La concentration de pouvoir économique à laquelle on assiste pour le moment représente un danger pour le consommateur, et pour la démocratie, dès lors que certains des mastodontes qui sont en train de se constituer peuvent échapper à tous les contrôles du fait de leur caractère démesuré, dès lors que certains patrons et lobbyistes prétendent ouvertement déterminer le processus législatif.

Il faut donc espérer que soient renforcés les législations et institutions de contrôle des marchés et d’abus de positions dominantes, tant nationales que supranationales, et en particulier que la commission européenne puisse poursuivre le travail accompli – difficilement – dans ce domaine ces dernières années.

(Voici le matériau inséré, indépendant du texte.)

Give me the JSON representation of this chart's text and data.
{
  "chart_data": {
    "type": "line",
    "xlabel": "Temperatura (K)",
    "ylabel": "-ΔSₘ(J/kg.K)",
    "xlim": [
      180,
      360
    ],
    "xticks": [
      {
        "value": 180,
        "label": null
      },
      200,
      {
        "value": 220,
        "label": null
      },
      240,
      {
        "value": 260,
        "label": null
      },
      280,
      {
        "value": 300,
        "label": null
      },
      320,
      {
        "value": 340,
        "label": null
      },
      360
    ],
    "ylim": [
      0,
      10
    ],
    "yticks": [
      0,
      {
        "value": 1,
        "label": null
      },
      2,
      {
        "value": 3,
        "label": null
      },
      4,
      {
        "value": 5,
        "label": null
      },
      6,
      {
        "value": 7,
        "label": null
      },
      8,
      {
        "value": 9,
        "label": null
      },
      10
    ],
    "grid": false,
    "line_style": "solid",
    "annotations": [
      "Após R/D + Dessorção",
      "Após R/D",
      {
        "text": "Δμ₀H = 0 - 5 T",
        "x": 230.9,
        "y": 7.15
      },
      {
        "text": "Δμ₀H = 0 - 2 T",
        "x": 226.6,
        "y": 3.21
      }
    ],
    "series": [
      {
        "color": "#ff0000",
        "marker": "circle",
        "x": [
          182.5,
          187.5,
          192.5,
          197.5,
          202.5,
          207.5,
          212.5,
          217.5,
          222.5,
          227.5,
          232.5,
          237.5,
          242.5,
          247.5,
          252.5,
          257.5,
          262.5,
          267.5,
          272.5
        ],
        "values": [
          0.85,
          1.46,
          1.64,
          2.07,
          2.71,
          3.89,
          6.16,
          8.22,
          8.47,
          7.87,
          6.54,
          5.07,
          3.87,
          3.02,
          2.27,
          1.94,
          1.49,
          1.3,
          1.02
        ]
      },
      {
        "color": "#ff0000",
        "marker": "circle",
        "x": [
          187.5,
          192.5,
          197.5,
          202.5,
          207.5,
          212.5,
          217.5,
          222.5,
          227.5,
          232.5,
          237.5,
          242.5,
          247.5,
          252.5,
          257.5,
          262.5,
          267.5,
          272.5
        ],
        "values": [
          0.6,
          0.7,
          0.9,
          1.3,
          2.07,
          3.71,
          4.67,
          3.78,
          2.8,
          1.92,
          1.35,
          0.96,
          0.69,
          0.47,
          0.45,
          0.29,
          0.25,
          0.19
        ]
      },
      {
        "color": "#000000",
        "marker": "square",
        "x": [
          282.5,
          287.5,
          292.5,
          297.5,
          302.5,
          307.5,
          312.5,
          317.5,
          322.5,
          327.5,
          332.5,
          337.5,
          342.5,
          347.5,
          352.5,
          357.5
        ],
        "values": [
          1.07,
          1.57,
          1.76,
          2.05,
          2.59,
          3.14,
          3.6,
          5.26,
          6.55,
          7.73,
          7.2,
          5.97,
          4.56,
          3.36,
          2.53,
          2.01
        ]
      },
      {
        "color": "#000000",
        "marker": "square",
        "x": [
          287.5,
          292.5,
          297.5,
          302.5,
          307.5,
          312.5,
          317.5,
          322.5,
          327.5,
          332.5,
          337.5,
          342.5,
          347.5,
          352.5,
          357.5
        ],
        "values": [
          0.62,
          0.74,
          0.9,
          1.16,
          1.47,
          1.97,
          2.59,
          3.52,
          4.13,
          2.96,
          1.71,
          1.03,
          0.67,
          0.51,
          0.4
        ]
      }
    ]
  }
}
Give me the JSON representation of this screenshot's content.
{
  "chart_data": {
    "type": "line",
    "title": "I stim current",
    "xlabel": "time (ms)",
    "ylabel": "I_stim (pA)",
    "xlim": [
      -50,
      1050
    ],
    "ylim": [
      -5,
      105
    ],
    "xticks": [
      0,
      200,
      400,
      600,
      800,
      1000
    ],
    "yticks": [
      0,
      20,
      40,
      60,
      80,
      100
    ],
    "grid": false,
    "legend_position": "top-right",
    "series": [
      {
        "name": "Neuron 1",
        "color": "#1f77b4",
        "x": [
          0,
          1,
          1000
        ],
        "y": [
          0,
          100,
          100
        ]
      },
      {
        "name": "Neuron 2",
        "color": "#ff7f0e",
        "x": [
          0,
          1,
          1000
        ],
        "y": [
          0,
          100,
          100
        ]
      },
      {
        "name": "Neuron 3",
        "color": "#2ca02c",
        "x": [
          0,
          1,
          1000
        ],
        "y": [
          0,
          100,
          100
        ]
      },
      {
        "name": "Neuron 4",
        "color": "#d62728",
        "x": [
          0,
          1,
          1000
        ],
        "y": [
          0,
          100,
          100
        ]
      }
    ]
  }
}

Les dangers des concentrations

Cela peut sembler tellement désolant qu’on en refuse l’évidence, mais il pourrait y avoir dans certains secteurs aujourd’hui en Europe moins de concurrence qu’il y a quelques années, et plus de risque d’abus de positions dominantes.

Les principales victimes d’abus de positions dominantes sont les consommateurs particuliers et les entreprises petites et moyennes (à plus long terme, les dominants en seraient aussi victimes : les rentes de monopole n’ont jamais conduit à une grande efficacité). Ces PME, qui démontrent régulièrement être plus productives, innovantes et créatrices d’emplois que les grandes, ont de plus en plus de mal à s’approvisionner dans certains marchés dans lesquels elles ne peuvent bénéficier du peu de concurrence qui subsiste, ou de la faible concurrence qui apparaît dans le cadre d’une libéralisation ratée (cas du secteur de l’électricité).  En fait, les politiques publiques qui favorisent les grandes entreprises et les grandes fusions par des mesures fiscales, des protections dominantes,…, nuisent au segment le plus productif et créateur d’empli de nos économies, les PME qui se développent le mieux dans les marchés transparents et non dominés.